I am still not terrified of flying. I have done it and will do it again. I have dreams of traveling in Europe and they have yet to build that Atlantic Ocean-spanning bridge that would let me drive there. I am not a huge fan of boats so I have no desire to take a ship there. I am not paralyzed about flying. I am just saying I long for the days when I was caught up in the magic of the thing and blissfully ignorant about much of the world.

So, when I heard about the terrorist plot that was broken up this week, it struck home a little bit. One more thing to worry about now. One more thing to sit in the back of my brain and then pounce on my conscious mind like a fiend when I have securely strapped myself into a seat. Now they have explosives disguised as sports drinks. That just goes to show you that we will never, ever be totally safe. As soon as we have one way of beating them the other side will always be looking for another way to get around that.

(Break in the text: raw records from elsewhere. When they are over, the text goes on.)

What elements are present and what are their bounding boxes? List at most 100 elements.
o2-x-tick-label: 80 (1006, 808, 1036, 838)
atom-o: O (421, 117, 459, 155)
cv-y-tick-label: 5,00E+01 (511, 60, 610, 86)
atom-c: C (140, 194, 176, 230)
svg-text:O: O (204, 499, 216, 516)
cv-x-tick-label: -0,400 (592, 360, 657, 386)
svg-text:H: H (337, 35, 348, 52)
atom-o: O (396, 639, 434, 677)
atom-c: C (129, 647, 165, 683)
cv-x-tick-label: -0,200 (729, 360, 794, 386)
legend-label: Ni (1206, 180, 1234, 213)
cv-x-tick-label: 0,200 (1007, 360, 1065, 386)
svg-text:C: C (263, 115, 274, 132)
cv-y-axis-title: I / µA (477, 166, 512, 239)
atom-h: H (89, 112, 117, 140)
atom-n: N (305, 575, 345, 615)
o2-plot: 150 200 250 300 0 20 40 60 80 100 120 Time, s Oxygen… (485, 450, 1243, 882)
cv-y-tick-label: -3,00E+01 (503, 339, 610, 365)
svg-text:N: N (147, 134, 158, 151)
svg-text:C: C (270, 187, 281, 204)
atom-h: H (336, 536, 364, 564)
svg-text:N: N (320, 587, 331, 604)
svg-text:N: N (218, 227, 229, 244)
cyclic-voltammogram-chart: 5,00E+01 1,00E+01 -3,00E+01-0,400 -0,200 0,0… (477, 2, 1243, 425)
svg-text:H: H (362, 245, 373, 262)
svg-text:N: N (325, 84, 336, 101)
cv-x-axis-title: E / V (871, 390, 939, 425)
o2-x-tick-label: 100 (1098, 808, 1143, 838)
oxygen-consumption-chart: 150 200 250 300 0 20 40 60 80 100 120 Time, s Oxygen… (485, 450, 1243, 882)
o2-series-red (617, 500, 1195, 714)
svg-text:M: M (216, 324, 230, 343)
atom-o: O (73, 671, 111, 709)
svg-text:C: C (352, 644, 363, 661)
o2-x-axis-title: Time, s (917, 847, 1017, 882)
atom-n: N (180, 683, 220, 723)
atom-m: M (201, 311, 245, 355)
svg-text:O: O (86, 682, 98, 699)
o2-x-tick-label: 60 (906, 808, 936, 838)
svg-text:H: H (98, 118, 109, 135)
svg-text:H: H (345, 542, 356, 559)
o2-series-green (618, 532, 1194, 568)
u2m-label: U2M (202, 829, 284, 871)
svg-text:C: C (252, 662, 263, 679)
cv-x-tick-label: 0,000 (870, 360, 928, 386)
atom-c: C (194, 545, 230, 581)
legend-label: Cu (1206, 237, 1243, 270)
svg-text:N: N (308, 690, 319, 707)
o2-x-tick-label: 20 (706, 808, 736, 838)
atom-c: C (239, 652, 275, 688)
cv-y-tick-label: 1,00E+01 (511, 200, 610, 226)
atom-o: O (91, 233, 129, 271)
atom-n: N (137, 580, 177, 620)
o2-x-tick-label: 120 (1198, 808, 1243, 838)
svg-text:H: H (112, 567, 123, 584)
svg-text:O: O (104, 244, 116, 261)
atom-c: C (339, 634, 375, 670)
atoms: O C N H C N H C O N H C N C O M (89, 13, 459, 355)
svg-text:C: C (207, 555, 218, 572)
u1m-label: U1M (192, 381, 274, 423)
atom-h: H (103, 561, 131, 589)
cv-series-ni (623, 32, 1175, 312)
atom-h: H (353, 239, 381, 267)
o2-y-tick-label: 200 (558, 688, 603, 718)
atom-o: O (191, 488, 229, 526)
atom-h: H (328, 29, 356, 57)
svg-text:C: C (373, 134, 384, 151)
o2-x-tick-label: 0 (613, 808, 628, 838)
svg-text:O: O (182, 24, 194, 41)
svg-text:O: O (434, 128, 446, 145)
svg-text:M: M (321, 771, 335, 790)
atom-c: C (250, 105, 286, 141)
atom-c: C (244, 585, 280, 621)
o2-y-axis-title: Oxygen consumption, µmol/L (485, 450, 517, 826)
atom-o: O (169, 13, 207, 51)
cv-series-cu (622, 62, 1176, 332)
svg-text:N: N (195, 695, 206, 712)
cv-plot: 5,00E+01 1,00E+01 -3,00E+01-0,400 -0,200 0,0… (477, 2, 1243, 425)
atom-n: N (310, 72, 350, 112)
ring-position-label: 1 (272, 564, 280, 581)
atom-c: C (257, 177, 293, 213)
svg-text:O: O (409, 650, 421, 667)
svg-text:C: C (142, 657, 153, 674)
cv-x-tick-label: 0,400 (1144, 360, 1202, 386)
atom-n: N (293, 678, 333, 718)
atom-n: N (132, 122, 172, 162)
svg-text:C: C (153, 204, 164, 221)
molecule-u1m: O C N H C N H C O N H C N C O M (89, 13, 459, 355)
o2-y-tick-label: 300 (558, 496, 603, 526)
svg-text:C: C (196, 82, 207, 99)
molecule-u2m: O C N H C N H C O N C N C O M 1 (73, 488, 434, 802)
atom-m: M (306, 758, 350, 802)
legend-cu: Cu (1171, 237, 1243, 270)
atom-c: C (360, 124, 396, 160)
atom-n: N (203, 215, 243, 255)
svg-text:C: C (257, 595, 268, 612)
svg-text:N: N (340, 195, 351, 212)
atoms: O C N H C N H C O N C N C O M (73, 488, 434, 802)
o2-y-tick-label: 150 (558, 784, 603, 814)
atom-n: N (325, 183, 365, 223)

I wish I could fall asleep on a plane. I have never been one to do that. My dad is convinced I slept through every single family car ride. This is not the case. I may have been lying in the back seat with my eyes closed, but rarely was I ever asleep. Again, I probably was hoping I would fall asleep, but sleeping in a moving vehicle has never been easy for me.

So, I always wish I could step on a plane and then zonk out and just wake up at my destination. It would make things so much easier, but I can’t do it. I have tried time and again. I close my eyes and then just sit there, awake and aware, but with my eyes closed. This does not accomplish the same thing.

Hey, maybe they should anesthetize the passenger and then just load us into planes that look more like cargo planes. Hard to blow up a plane when you are asleep. Plus, it would mean I would fall asleep in O’Hare and then just wake up in Heathrow. If the thing crashed, you wouldn’t even know because you would be asleep.

I like it, but I bet the airlines would never go for it. What would they do with all those bags of snacks and rock-hard inner rolles?